Publié le par Wanampi

Tjuringa (ou tjurunga) est le nom donné par les Aborigènes a certains objets sacrés et extrêmement secrets, porteurs, recto verso, des motifs claniques. Ce sont des objets gravés, de formes variées, plates, arrondies ou ovales, en bois ou en pierre. Leur importance est considérable dans les cérémonies telles que l'initiation des jeunes hommes.

Objet mystèrieux entre tous, le tjuringa est véritablement une matérialisation de l'esprit ancestral. A ce titre il est considéré comme dangereux. Le voir et le manipuler est réservé aux hommes pleinement initiés des clans dont le rôle est le dialogue avec le Tjukurpa, l'espace temps sacré, celui d'avant la naissance et d'après la mort, que nous nommons "Temps du Rêve".

Si ces images proviennent du Temps du Rêve, comment surgissent-elles dans la pierre ou le bois ?

Selon les Aborigènes, un churinga est produit spontanément lorsque l'esprit ancestral vient s'incarner dans le corps d'un l'enfant à naître, c'est à dire lorsque la future mère ressent les premières manifestations de sa grossesse. L'objet n'est pas immédiatement accessible, il s'agira, pour le père, aidé des aînés de sa famille de le rechercher. Les indications fournies par la mère, notamment le lieu où elle a ressenti sa grossesse pour la première fois, permettront d'identifier l'esprit ancestral et guideront les recherches.

On peut supposer qu'un grand-père connaissant l'emplacement d'un churinga ayant appartenu à une personne décédée, aidera à dénicher l'objet.

Parfois le churinga est trouvé, parfois non.
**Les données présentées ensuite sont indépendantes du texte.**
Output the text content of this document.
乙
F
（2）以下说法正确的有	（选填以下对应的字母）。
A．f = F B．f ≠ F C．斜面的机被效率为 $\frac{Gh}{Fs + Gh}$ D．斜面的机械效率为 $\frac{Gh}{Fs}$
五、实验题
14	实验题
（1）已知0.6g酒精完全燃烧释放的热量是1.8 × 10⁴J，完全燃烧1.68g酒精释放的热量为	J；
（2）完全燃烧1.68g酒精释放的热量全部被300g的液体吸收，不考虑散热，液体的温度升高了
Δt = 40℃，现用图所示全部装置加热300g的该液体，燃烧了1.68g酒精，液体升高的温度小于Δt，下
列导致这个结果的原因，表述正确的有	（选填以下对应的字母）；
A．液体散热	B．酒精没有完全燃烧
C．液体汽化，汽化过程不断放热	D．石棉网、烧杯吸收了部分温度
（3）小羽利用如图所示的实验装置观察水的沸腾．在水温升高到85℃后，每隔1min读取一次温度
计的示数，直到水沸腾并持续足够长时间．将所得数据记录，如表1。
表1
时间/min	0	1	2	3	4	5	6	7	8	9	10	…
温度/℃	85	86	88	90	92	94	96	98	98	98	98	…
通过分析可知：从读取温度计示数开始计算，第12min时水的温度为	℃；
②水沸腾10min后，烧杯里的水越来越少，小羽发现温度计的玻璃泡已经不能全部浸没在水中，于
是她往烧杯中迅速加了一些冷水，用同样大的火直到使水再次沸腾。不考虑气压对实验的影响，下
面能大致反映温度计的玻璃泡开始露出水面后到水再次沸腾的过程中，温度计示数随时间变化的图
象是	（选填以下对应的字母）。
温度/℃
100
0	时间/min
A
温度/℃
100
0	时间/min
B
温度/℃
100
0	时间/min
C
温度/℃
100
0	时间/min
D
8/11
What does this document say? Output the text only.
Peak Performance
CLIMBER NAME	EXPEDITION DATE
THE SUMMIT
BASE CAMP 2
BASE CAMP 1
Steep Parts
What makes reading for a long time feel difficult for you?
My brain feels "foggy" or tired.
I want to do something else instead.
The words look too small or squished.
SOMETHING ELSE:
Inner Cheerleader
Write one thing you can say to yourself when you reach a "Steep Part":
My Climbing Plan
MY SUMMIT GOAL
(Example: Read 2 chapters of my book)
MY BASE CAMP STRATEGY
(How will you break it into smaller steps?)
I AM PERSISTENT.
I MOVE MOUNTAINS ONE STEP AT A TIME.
Dans ce dernier cas, les hommes en fabriquent un nouveau qu'ils gravent des motifs claniques de l'enfant, c'est à dire les motifs attachés à son esprit ancestral (par exemple opossum, grenouille, kangourou ou autre... )

Quoi qu'il en soit, chaque Aborigène possède son churinga caché dans quelque grotte ou anfractuosité et que l'on ne sort que pour les cérémonies importantes. Les churingas des femmes sont gérés par les hommes initiés, elles en connaissent l'existence mais ne les voient pas. Les motifs leurs sont communiqués sous forme de peintures de corps ou de sol, lors de leur initiation.
 

Les toiles sont souvent la reprise pure et simple d'une face du churinga, ici par Kenny Williams Tjampijinpa.
Kunya Kutj
ara (Deux serpents) 152x91 acrylique sur lin


Cette toile parle du cheminement des 2 serpents Pythons, appelés Kunya, et de leur voyage mythique jamonné de points d'eau (les cercles). Les lignes ondulantes rappellent la trace des serpents dans le sable et aussi le ruissellement de l'eau dont ils sont créateurs.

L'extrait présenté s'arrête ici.